Wouldn’t it be great if an inserted electrode, reminds us with a “mild” electric shock that we are eating or drinking above healthy levels, and hey, let’s not stop there… Why not an even harsher reminder that we should not smoke or exceed a driving speed limit? It would all be for our benefit ultimately wouldn’t it? The state would then become our loving and caring although a somewhat stern nanny… Come forth George Orwell and take a bow, your prophetic fiction has come to pass, albeit a little later than predicted.
I am willing to stand atop the tallest of social minarets and cry-out that I have nothing to hide from the eyes and ears of the law, but I shall cry-out even louder that I do not want to spend my life naked in a goldfish-bowl, being watched and listened to by total strangers.
A question now looms large: Might further progress turn out to be the assassin who committed infanticide and destroyed the civilised democracy it gave birth to?

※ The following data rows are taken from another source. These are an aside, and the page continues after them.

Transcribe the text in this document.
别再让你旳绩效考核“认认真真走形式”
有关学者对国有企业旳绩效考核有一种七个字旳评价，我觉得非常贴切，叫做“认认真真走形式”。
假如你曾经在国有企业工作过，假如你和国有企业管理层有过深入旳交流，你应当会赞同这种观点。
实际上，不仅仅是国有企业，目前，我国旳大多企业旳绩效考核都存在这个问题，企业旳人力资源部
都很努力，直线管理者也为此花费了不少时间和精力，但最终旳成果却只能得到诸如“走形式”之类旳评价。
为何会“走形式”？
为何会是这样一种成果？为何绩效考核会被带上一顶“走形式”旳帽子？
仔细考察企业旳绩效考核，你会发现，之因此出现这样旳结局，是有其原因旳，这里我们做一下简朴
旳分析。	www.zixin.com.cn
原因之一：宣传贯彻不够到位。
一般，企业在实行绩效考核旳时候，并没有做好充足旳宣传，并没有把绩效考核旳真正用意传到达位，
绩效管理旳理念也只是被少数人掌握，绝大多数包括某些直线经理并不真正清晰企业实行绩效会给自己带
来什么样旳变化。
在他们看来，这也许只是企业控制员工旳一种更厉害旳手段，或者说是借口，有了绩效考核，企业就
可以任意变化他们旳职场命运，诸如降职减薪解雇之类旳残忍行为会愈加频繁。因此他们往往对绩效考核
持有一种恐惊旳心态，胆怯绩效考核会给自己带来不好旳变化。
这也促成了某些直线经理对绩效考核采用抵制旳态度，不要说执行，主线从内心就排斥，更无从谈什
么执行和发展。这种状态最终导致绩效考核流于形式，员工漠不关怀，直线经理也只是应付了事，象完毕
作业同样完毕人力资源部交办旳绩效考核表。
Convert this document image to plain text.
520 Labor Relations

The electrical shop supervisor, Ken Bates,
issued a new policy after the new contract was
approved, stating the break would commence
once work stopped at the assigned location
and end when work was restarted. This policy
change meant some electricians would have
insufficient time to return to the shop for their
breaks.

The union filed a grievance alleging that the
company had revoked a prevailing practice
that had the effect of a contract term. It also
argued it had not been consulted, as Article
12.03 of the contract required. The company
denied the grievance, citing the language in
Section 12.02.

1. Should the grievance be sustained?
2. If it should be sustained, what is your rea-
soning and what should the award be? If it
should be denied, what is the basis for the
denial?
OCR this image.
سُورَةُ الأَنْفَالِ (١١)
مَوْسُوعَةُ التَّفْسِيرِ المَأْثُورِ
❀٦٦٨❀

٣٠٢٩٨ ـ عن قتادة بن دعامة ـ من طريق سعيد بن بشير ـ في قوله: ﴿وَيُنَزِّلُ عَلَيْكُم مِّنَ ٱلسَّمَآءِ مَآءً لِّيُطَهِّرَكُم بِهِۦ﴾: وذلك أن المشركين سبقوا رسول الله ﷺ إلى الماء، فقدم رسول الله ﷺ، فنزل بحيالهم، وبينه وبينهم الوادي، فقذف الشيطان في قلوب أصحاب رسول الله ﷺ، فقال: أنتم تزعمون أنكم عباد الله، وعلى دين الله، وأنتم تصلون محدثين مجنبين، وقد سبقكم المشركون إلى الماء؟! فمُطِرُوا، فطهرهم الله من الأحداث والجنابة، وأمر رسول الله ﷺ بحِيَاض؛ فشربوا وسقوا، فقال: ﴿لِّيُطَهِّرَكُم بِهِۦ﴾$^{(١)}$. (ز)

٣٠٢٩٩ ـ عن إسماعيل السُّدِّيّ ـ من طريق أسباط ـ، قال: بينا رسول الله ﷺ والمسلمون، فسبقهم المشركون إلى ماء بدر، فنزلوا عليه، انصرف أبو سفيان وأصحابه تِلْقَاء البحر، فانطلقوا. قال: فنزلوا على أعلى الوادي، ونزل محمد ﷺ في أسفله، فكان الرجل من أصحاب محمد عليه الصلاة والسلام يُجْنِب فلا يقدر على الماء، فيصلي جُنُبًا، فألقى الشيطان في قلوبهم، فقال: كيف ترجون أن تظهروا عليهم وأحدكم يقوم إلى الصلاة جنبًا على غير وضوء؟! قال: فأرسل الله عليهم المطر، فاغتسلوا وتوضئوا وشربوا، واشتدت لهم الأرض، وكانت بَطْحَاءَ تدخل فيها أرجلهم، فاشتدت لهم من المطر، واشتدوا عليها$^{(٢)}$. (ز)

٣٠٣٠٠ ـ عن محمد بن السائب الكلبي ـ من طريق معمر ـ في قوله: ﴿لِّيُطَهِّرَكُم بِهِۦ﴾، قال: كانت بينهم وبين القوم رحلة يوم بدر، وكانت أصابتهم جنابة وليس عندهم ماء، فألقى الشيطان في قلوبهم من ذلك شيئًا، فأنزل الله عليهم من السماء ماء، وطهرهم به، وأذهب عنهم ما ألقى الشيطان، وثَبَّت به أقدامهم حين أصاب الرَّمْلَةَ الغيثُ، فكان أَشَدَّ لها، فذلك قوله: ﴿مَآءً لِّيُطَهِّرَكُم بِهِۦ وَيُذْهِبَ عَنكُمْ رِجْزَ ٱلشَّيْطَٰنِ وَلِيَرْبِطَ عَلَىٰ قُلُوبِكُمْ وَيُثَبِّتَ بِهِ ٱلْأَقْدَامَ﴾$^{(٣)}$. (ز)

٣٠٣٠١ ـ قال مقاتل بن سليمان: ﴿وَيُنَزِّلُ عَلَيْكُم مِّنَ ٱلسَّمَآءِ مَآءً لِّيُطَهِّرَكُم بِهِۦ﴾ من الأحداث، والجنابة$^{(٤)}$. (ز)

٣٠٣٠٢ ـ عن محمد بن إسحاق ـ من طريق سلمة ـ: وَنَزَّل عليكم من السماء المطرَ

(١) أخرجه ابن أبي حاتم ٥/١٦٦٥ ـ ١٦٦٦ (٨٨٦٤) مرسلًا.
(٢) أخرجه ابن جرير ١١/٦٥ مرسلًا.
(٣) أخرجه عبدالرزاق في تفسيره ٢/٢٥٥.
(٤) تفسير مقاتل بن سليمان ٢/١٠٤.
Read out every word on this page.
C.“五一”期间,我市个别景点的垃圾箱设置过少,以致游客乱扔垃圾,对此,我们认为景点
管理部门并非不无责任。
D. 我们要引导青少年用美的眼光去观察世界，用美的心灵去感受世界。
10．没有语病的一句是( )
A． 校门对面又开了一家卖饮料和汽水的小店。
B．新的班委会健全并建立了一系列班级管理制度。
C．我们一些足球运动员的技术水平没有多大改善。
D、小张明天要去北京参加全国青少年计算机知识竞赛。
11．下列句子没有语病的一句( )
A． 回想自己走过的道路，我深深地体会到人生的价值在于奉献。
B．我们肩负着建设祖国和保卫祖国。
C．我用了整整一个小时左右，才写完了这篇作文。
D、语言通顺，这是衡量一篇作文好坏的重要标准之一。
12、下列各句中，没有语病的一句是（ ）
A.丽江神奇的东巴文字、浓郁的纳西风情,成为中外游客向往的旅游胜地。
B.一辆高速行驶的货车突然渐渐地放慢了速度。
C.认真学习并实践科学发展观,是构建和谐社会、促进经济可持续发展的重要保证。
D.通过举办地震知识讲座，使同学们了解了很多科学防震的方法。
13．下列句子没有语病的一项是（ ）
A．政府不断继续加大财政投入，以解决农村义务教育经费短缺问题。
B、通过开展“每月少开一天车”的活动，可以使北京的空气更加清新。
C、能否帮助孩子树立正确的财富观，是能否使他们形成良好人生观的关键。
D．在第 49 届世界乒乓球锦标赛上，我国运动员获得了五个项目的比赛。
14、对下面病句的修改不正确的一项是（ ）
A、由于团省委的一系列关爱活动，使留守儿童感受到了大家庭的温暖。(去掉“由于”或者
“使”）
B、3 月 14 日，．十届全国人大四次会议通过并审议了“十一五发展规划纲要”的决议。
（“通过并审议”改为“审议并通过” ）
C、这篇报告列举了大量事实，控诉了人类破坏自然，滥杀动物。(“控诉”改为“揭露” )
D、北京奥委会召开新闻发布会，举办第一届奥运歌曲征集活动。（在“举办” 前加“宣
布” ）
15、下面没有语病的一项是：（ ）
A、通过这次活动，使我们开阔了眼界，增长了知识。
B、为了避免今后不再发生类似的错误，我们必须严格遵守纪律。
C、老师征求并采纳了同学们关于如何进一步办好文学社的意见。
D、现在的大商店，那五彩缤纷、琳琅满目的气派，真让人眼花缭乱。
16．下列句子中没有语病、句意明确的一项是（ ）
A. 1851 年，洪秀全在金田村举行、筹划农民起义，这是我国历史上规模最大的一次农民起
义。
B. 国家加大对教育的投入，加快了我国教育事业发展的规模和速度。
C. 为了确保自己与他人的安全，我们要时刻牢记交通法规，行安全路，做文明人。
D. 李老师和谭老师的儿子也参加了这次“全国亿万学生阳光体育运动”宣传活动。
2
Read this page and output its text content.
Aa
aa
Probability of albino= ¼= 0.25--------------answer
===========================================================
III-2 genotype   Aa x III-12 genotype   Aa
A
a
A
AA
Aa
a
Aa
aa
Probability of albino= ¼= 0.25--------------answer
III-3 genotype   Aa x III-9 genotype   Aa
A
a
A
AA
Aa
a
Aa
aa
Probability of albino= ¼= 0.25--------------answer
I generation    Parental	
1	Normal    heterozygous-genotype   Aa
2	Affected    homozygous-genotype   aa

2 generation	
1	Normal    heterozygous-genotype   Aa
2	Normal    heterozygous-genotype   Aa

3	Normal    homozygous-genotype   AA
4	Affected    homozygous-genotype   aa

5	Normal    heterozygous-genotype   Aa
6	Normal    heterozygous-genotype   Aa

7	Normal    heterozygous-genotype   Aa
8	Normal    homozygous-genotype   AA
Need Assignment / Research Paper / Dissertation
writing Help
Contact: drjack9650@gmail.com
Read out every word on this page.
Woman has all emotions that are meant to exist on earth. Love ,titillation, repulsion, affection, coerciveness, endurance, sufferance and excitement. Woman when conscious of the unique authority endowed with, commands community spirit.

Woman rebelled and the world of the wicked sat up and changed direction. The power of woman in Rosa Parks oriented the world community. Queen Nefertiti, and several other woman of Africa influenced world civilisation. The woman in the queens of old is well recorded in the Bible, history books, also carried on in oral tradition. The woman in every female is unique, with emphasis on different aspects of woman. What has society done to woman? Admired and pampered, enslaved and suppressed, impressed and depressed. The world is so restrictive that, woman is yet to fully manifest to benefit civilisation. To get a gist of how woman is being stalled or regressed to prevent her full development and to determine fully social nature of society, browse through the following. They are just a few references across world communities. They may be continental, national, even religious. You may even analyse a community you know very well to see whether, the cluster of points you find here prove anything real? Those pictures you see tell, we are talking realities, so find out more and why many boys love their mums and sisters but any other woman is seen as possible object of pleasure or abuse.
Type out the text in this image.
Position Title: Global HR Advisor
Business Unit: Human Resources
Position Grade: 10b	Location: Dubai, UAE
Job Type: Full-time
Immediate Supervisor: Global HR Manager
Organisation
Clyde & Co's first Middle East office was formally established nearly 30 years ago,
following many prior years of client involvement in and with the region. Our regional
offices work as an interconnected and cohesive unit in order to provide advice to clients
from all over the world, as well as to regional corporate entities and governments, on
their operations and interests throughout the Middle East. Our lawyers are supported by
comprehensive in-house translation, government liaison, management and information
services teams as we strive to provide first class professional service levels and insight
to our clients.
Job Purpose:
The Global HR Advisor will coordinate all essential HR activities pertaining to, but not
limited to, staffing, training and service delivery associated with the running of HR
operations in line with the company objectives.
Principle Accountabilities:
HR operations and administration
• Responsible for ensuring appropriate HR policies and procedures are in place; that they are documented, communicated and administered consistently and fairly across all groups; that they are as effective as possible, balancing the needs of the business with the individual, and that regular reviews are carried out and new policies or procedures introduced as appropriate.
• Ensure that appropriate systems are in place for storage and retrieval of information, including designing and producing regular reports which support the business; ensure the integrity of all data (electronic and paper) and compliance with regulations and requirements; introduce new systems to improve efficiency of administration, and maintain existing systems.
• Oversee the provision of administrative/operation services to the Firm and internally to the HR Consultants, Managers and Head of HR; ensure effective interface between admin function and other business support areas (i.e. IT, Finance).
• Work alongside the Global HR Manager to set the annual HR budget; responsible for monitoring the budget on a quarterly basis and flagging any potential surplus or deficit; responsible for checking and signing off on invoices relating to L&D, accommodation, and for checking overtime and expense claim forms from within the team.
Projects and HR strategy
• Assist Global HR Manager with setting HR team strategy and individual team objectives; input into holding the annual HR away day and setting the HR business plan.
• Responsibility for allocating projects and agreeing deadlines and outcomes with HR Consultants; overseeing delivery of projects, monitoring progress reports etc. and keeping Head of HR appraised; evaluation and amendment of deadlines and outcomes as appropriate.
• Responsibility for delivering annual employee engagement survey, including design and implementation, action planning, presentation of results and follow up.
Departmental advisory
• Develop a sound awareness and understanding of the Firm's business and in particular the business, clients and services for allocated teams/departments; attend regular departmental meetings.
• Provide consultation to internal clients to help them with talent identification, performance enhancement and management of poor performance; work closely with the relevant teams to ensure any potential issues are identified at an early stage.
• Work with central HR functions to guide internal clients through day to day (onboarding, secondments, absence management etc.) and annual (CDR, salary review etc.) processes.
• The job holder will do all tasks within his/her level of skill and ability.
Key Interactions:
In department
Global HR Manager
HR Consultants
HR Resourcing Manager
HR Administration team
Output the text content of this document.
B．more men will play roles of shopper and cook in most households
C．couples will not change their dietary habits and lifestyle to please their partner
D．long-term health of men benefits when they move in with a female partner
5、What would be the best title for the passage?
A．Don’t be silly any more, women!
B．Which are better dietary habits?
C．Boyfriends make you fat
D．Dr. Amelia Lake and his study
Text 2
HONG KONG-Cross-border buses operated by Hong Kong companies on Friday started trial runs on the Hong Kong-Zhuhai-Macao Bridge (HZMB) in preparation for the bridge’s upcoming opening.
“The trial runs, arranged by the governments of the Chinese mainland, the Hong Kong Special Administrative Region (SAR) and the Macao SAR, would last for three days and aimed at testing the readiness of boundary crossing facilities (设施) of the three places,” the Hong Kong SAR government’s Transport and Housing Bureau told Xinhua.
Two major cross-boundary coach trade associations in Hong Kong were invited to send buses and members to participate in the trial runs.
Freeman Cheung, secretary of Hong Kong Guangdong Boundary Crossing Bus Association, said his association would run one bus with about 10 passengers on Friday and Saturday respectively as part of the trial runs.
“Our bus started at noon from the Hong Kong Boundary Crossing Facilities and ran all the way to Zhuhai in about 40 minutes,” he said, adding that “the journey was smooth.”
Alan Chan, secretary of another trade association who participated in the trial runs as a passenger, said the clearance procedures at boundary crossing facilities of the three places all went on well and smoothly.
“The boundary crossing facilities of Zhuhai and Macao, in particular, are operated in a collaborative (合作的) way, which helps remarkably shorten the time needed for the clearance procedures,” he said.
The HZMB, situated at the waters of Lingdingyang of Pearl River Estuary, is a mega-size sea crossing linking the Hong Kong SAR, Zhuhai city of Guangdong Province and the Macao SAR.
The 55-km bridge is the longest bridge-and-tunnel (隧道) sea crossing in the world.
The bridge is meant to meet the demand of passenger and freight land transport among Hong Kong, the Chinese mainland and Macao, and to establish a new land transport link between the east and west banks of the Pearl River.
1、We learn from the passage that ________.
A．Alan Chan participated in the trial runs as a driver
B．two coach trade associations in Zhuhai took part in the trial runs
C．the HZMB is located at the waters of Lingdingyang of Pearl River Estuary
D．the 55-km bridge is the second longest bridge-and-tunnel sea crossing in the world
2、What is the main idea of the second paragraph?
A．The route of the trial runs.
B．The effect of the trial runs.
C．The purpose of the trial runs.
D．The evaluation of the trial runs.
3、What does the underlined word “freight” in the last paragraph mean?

Society may well be paying for its own folly. The breakdown of family values, children desensitized against violence via thoughtless entertainment, absence of social responsibility, would be role-models from politicians to sports and music stars who; lie, cheat and openly extol the virtues of drugs, gang culture and even murder. It is “uncool” to have regard for the law, respect for the system and empathy for the meek and needy. That baboon which still lurks within every one of us is breaking free from the shackles of civilisation and reverting to its wild and lawless origins.
Progress has become a revolving door where the access and exit are one and the same, a circular path which leads only back to the starting point… Therein resides the paradox.